We have an induction programme in place to support your child’s transition to Cashmore Early Years Centre which includes a home visit. A transition programme is also in place to ensure a smooth transition to Nursery settings and we ensure that we liaise with all of the feeder schools for our children. The level of support offered is dependent on each child’s needs and we ensure that all children are fully supported. If you have any concerns that your child is worried about changes or moving on please speak with your child’s Key Person.
12. How are the school’s resources allocated and matched to children’s special educational needs?
The Centre has an amount identified within its overall budget which is used for resources to support the progress of children with SEN. This can be used to employ practitioners to meet the needs of children with SEN, buy specialist equipment, books or stationery or provide specialised training for staff. Additional funding for children with specific educational needs, who are working significantly below age related expectations, can be applied for by the school in partnership with you through the local authority.

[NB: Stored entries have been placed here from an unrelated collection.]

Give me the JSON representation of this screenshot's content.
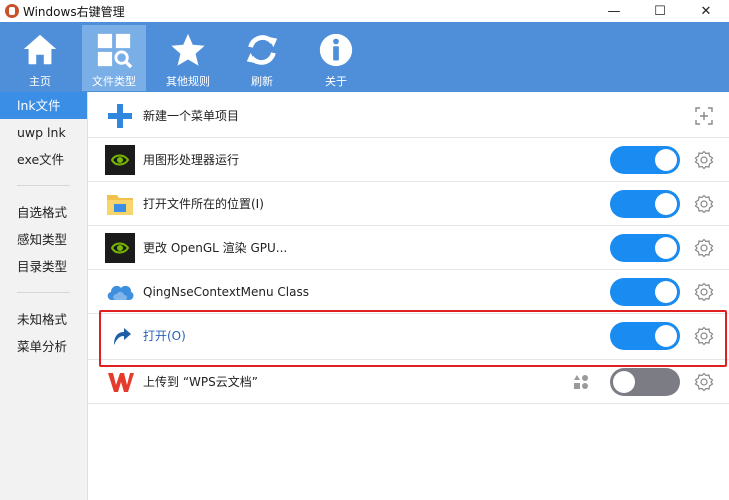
{
  "window": {
    "title": "Windows右键管理",
    "controls": {
      "minimize": "—",
      "maximize": "☐",
      "close": "✕"
    }
  },
  "toolbar": {
    "items": [
      {
        "label": "主页",
        "icon": "home-icon",
        "active": false
      },
      {
        "label": "文件类型",
        "icon": "file-type-icon",
        "active": true
      },
      {
        "label": "其他规则",
        "icon": "star-icon",
        "active": false
      },
      {
        "label": "刷新",
        "icon": "refresh-icon",
        "active": false
      },
      {
        "label": "关于",
        "icon": "info-icon",
        "active": false
      }
    ]
  },
  "sidebar": {
    "groups": [
      [
        {
          "label": "lnk文件",
          "active": true
        },
        {
          "label": "uwp lnk"
        },
        {
          "label": "exe文件"
        }
      ],
      [
        {
          "label": "自选格式"
        },
        {
          "label": "感知类型"
        },
        {
          "label": "目录类型"
        }
      ],
      [
        {
          "label": "未知格式"
        },
        {
          "label": "菜单分析"
        }
      ]
    ]
  },
  "main": {
    "new_item": {
      "label": "新建一个菜单项目",
      "icon": "add-item-icon"
    },
    "rows": [
      {
        "label": "用图形处理器运行",
        "icon": "nvidia-icon",
        "enabled": true
      },
      {
        "label": "打开文件所在的位置(I)",
        "icon": "folder-icon",
        "enabled": true
      },
      {
        "label": "更改 OpenGL 渲染 GPU...",
        "icon": "nvidia-icon",
        "enabled": true
      },
      {
        "label": "QingNseContextMenu Class",
        "icon": "cloud-icon",
        "enabled": true
      },
      {
        "label": "打开(O)",
        "icon": "shortcut-arrow-icon",
        "enabled": true,
        "highlighted": true
      },
      {
        "label": "上传到 “WPS云文档”",
        "icon": "wps-icon",
        "enabled": false
      }
    ]
  },
  "colors": {
    "toolbar_bg": "#4f8fd9",
    "accent": "#1a8bf0",
    "highlight_border": "#e02020"
  }
}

13. How is the decision made about what type and how much support my child will receive?
The amount and type of support offered to a child is determined by a detailed analysis of a child’s needs, barriers to learning, stage of development, parental views, their own views and consultation with their Key Person. This support is reviewed regularly with amendments being made to the programme of support. Interventions have an emphasis on early identification and targeted effective support to minimise any long term need for additional support.
14. Who can I contact for further information?
The Headteacher can be contacted by telephone or email and is available to meet with you if you have any concerns about your child. You may feel it is more appropriate to speak to your child’s Key Person with any initial queries. If you wish to make a complaint the school has a complaints procedure which is available from the office.
16. How can I find information about the local authority’s Local Offer of services and provision for children and young people with special educational needs and disability?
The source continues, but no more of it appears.